The main problem doesn’t come from NNs: Especially if you think that the core of the alignment problem comes from something that is not really related to NNs or how they are trained, e.g. if you believe the core of the alignment problem is agency or reward specification, Science of DL just seems like the wrong approach.
It’s not neglected enough: There are already people in academia and industry working on many of the questions related to Science of DL. It’s not clear that the AI safety community or EAs should use their time to work on it.

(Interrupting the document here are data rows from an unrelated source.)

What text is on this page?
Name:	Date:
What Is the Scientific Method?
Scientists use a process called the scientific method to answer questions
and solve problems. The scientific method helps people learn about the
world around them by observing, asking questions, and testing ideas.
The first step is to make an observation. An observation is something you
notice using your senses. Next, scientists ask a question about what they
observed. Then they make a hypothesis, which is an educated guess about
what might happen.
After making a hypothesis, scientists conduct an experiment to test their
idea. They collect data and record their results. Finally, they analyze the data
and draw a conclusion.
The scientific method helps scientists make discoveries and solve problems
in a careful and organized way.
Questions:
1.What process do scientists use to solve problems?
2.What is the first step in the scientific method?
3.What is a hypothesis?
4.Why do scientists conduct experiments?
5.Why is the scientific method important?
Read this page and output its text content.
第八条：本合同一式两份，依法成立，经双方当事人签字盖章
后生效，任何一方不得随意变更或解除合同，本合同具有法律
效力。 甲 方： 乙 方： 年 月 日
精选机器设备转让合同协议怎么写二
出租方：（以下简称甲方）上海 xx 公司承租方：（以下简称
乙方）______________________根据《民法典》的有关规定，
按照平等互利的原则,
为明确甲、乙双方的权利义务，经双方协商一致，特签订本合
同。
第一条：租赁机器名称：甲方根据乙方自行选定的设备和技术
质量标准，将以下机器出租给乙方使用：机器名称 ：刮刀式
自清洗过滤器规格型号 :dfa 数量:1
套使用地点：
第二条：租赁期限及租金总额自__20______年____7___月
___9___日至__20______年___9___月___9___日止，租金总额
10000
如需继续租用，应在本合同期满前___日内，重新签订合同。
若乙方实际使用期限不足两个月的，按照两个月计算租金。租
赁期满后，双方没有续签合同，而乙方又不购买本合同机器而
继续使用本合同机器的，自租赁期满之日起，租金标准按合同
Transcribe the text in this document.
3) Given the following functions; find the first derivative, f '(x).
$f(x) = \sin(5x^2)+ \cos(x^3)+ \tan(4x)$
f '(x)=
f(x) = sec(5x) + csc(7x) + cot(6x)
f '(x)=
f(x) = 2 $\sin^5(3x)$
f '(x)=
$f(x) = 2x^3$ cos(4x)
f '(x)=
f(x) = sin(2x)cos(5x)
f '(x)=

Progress is too slow: Questions around interpretability and generalization properties of NNs have been around for a long time. Most people would have hoped for much faster progress but we still can’t answer many basic questions about why NNs generalize and what concepts they learn.
Final words
I’m not super sure about the agenda but it currently feels promising to me. I feel like a lot of things line up that made me skeptical about some other agendas. For example, I think Science of DL has a defender’s advantage, e.g. working on it seems to favor alignment more than capabilities. Also, the bet on NNs seems plausible to me, i.e. TAI could just be a scaled-up version of today’s systems with no major novel insights or paradigm shifts. Lastly, I think if we want to have a plausible shot at getting alignment right, having an agenda that is accessible to the broader ML community and can absorb a lot of people that are not (yet) interested in alignment definitely helps. Science of DL seems technical and applied enough that many people outside of the AI safety bubble could be interested and contribute.